In [None]:
import pandas as pd
import numpy as np
import seaborn as sns
import matplotlib.pyplot as plt
%matplotlib inline

In [None]:
# Importing the dataset
df = pd.read_csv('../input/telecom-churn-datasets/churn-bigml-80.csv')

In [None]:
df.head()

In [None]:
# Checking for null values

df.info()

#### Clearly we can see that no null values are present in our dataset, thereby we can proceed with uni-variate analysis.

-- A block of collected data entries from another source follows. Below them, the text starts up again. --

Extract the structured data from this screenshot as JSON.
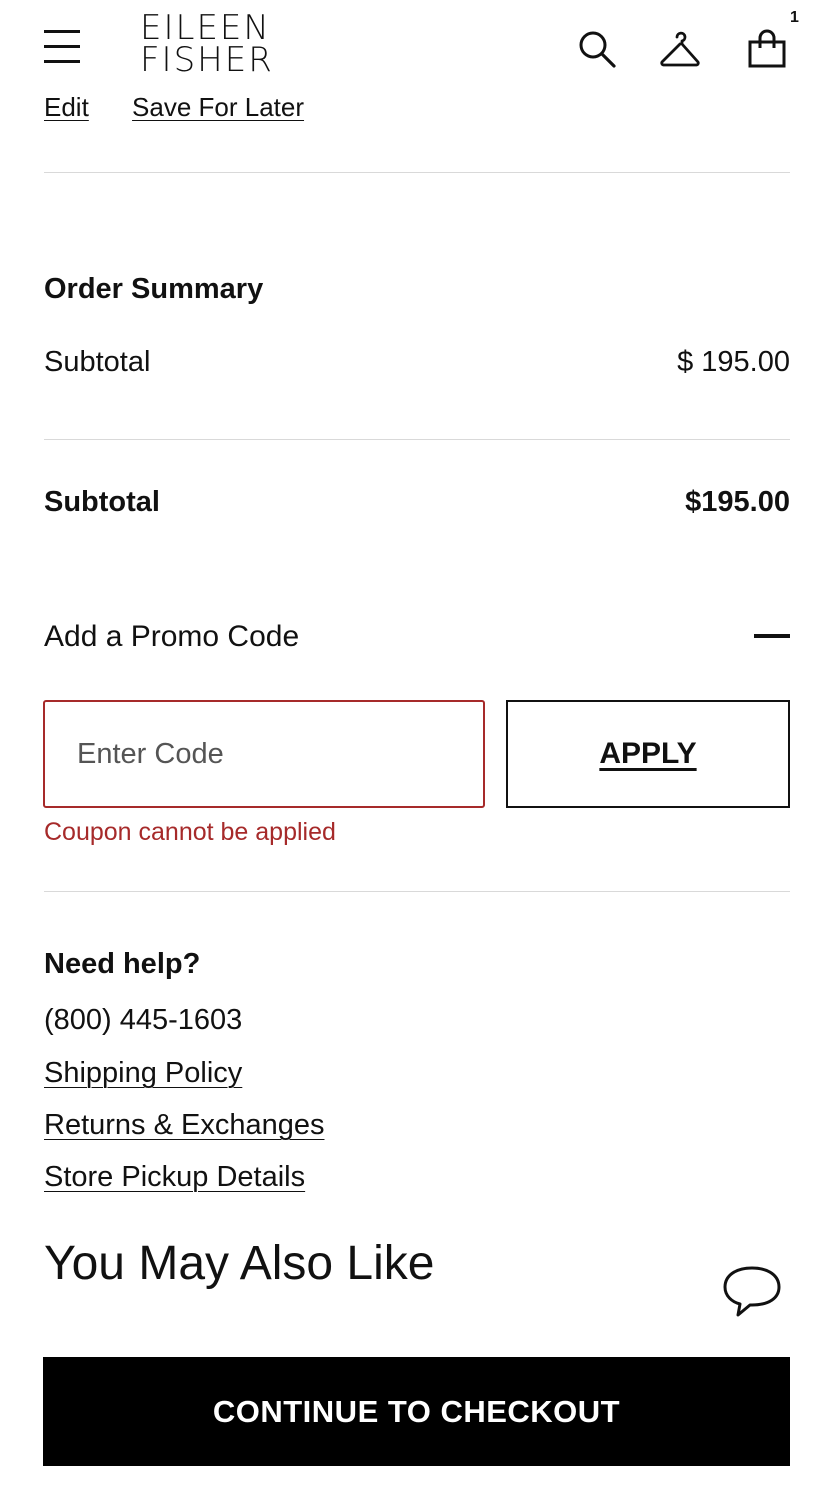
{
  "header": {
    "logo_line1": "EILEEN",
    "logo_line2": "FISHER",
    "bag_count": "1",
    "icons": [
      "menu-icon",
      "search-icon",
      "hanger-icon",
      "shopping-bag-icon"
    ]
  },
  "item_actions": {
    "edit_label": "Edit",
    "save_for_later_label": "Save For Later"
  },
  "order_summary": {
    "title": "Order Summary",
    "subtotal_label": "Subtotal",
    "subtotal_value": "$ 195.00",
    "total_label": "Subtotal",
    "total_value": "$195.00"
  },
  "promo": {
    "title": "Add a Promo Code",
    "toggle_icon": "minus-icon",
    "input_placeholder": "Enter Code",
    "input_value": "",
    "apply_label": "APPLY",
    "error_message": "Coupon cannot be applied"
  },
  "help": {
    "title": "Need help?",
    "phone": "(800) 445-1603",
    "links": [
      "Shipping Policy",
      "Returns & Exchanges",
      "Store Pickup Details"
    ]
  },
  "recommendations": {
    "title": "You May Also Like"
  },
  "checkout": {
    "button_label": "CONTINUE TO CHECKOUT"
  },
  "colors": {
    "error": "#a62a2a",
    "primary_button": "#000000",
    "divider": "#d9d9d9"
  }
}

# 1.Basic visualisation of the data 

In [None]:
plt.figure(figsize = (12,6))
sns.countplot(data = df, x = 'International plan')
plt.xlabel('International plan', fontsize = 15)
plt.title('How many users have opted for an International Plan?', fontsize = 20)
plt.show()

## Inference:
- We can see that not many users opt for International plans.

In [None]:
plt.figure(figsize = (12,6))
sns.countplot(data = df, x = 'Voice mail plan')
plt.xlabel('Voice mail plan', fontsize = 15)
plt.title('How many users opt for a voice mail plan?', fontsize = 20)
plt.show()

## Inference:
- Many users do not opt for a voice mail plan

In [None]:
plt.figure(figsize = (18,15))
plt.subplot(1,3,1)
sns.boxplot(data=df, y = 'Total day calls', color = 'lightblue')
plt.ylabel('Total Day Calls', fontsize = 15)

plt.subplot(1,3,2)
sns.boxplot(data = df, y = 'Total eve calls', color = 'lightgreen')
plt.ylabel('Total Eve Calls', fontsize = 15)

plt.subplot(1,3,3)
sns.boxplot(data=df, y = 'Total night calls', color = 'white')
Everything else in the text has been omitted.